Although Wang and Jia Jia speak Cantonese fluently and have managed to establish social networks in Hong Kong, both are considering returning to the mainland.

Wang is currently looking for opportunities to return to the mainland, where she is qualified to practice law. She believes her parents and friends might be able to help her get a job at a firm there, something that is less likely in Hong Kong, where her qualifications are not valid.

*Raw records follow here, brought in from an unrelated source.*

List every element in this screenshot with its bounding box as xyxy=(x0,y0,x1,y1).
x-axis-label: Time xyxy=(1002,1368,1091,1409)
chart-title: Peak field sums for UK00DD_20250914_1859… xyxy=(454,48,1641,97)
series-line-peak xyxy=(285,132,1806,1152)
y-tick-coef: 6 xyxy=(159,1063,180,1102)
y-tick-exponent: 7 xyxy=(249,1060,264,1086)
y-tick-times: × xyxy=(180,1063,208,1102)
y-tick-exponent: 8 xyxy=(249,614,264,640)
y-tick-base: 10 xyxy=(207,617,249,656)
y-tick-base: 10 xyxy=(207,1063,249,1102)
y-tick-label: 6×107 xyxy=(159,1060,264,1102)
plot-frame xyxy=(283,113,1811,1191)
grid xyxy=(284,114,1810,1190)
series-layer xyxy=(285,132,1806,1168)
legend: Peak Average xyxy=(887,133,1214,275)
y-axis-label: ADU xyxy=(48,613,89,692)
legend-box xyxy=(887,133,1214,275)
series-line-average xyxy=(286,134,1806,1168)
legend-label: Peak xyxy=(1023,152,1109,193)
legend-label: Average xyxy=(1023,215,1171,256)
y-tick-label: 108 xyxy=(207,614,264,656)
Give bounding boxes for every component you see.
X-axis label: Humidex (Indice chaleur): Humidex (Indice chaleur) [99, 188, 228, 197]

“Hong Kong has been a great place for me to get experience because it has a good legal reputation,” she says.

“But big cities like Beijing and Shanghai also provide good education, medical service and a pretty good salary. People who got their education in those cities, and have families and connections there, may not choose Hong Kong after all.”

For Jia Jia, 2019 will be the seventh year in Hong Kong, and she is struggling to decide whether to apply for right of abode in the city. If she chooses to stay, she will have to give up her place in the mainland household registration system, and that could complicate the process of returning there for work — something she would consider if the right opportunity came along.

“Becoming a Hong Kong permanent resident may make it more convenient for me to travel abroad, but there’s nothing else I can get out of it. It’s not like I would be able to afford to buy a home here,” she says.

She is already forking out a big chunk of her income for a small place, paying HK$6,000 a month to share a 600 sq ft flat in Wan Chai with two others. Her monthly income is less than HK$30,000.

Even if Jia Jia chooses to stay a while longer, she does not see Hong Kong as a place to live for the long haul.

“I see old people getting up from their seats way before the bus reaches the stop, like they’re always in a rush to go somewhere. Hong Kong is just too stressful and crowded,” she says.

Her hometown of Zhuji has more space, and – bucking a stereotype about the mainland in Hong Kong – people are becoming more civilised and well-mannered.

“Motorists stop for pedestrians now. It wasn’t like this before,” she says. “People are also becoming more vocal against bad behaviour. For example, my mother tells off taxi drivers who use their phones while driving.”

As things change both north and south of the border, she will not be the only Hong Kong drifter to heed the call of home.